Anyone have any service info for Oro calipers? I'd call Formula, but they're closed for the weekend and I'm hoping to ride.
One of the pistons in my rear caliper is leaking fluid onto everything. I've got a couple of o ring and piston seal kits coming, but I'm not sure about the best disassembly and assembly procedures. I've got the tools and skills to do the job, but I'd rather make sure I'm doing it right than to guess and be wrong.
Last edited by ric426; 05-15-2009 at 09:49 PM.
I'll be more specific. Once I'm ready to put the new piston seal back in, what surfaces, if any, should be lubed before reassembly and with what? I know the square seal is supposed to retract the piston when the pressure is released, which would lead me to think that there shouldn't be any lube between the piston and the seal, but I could be wrong. What about between the seal and the cylinder bore?
Getting the old pistons out is tricky. Some advocate using compressed air to force them out, which is probably quicker but I did the following.
If the pistons are well and truly stuck you can rotate them with a 10mm allen key, although there is a risk you'll damage the piston. Hopefully you won't have to do this!
I found it easiest to change the pistons one at a time. Hold one piston in place with a spanner/screwdriver etc and pump the lever to force the other piston out.
Then take the caliper apart, replace the piston and seal, smear with the grease you get with the kit. Not too much but a smear over the seal and piston
Then put the caliper back together, do a rough bleed, and force the other piston out the same way and replace.
No need to grease anywhere else
Once you've rebuilt, take the time to do a thorough bleed and wipe off any excess grease.
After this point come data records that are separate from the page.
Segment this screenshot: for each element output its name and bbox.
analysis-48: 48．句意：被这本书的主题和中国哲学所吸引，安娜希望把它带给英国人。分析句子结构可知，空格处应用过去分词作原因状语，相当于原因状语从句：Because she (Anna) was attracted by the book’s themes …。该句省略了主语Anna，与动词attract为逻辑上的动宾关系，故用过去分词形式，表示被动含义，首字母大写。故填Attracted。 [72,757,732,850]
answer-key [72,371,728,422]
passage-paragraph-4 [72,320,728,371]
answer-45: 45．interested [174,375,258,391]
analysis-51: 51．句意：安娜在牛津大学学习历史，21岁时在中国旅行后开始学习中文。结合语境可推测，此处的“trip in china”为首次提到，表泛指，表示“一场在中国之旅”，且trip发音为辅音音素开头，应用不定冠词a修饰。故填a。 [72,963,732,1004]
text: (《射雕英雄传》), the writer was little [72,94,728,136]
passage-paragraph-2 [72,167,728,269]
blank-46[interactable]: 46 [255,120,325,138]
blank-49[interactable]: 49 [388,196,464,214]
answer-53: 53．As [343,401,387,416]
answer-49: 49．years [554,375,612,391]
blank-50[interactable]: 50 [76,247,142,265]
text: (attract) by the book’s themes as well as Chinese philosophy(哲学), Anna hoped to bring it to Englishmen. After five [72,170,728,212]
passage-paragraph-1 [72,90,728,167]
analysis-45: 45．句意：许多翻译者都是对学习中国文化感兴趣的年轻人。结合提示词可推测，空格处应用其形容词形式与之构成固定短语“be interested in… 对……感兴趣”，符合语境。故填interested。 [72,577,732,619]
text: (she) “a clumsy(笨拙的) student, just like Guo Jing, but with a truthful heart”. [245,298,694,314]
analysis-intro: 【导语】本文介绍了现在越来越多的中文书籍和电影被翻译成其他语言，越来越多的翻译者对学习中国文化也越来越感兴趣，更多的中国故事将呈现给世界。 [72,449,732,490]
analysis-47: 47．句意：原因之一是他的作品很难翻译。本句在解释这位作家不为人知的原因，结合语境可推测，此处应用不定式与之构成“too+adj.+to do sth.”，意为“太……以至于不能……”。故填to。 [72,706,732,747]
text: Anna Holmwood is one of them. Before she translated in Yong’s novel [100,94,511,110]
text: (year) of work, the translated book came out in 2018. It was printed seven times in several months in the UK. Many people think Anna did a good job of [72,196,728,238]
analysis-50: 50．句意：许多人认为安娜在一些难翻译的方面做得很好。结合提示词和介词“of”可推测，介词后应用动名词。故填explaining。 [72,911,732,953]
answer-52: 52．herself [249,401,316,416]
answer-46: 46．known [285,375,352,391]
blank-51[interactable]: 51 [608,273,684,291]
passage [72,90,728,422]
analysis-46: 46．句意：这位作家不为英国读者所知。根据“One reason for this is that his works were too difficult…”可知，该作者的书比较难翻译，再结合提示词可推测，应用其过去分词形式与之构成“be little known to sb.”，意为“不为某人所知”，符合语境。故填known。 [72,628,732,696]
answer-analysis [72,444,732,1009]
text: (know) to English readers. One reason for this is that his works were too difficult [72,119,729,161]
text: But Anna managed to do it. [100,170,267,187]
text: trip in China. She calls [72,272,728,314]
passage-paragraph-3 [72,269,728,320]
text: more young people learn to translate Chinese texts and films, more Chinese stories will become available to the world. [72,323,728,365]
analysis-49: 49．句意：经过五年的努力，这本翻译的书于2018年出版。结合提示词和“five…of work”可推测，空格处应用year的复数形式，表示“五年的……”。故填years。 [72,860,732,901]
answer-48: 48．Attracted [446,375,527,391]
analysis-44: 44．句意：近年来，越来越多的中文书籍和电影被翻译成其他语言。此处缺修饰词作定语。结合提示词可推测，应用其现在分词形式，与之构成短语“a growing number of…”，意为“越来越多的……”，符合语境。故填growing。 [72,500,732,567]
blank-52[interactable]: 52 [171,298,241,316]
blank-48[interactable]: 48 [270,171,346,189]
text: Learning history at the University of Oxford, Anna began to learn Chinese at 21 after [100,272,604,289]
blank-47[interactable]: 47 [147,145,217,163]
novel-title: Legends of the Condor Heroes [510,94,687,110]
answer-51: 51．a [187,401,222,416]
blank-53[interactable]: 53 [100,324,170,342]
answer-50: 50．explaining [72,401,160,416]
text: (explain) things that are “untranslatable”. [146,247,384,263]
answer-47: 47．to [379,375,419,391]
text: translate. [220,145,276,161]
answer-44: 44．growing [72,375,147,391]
DOT fluid isn't very nice stuff so I'm presuming you know to wear gloves.
Took me 45mins to do the whole thing.
Thanks, you've confirmed what I suspected once I got the pistons out. I used compressed air to pop the pistons out, but it wasn't working at first because, until I got a rubber tip for it, I wasn't getting a good enough seal on the blow gun nozzle to get enough pressure. One thing I haven't seen mentioned in this forum is that you need to be careful about the mist of DOT4 fluid that forms from the high pressure air. I don't think you want to inhale any of that. I wrapped the caliper in a shop towel when I did mine and there was a good spray of fluid on it.
My kit didn't come with any grease, but I bought a tube of silicone grease for the seals in a paint ball gun, which I suspect will be compatible. I coated the O.D. of the pistons and the inner surface of the seals with a thin film and the pistons went in smoothly with a little thumb pressure.
I put it all back together but had to reuse the o ring that goes between the two caliper halves because the one supplied with the kit wasn't nearly thick enough to contact both halves, let alone form a seal. I spent the time to do a really thorough bleed with the system on the bench and left it in a vertical position overnight with the lever pulled and this morning it's nice and solid with no leaks (so far). Mounted back on the bike, the rear brake feels more solid than it ever has. I'll go on a ride later today and see how it holds up. As long as it doesn't leak I'll be a happy camper.
I bought the piston and seal kit, which does come with grease. Formula are bit tight if they don't send any grease with the seal kit!
Good call with the inhalation though - I'd never have thought of that. I had a sore chest the last time I seated tubeless tyres because of inhaling all the washing up liquid vapour :-/
When I first tried popping the pistons with my other blow gun attachment there wasn't enough pressure to push the piston out, but there was enough to blow air past the seal and there was a puff of misted brake fluid because I hadn't covered the caliper with anything. I caught of a whiff of it and instantly knew it wasn't good. I had a nasty taste in my mouth for about an hour even after rinsing my mouth and gargling with water a few times. Hopefully there aren't any long term effects, but if I come down with some mysterious malady in 10 or 20 years I'll have something to blame it on.
Originally Posted by RicB
Well, I thought I had things fixed for good, but twice on a ride today the lever pulled all the way to the grip with no braking action on the first pull. Not a good feeling on a fast downhill. On the second pull, everything behaved as normal and felt solid. I doubt it was a heat issue because there just aren't any places on the trail requiring more than a few seconds of braking and both times I'd been on flat areas prior to the weirdness. Does this sound like a bleed issue? I thought I was pretty thorough last time and the system has felt more solid than it ever has, but there's still some sort of problem happening.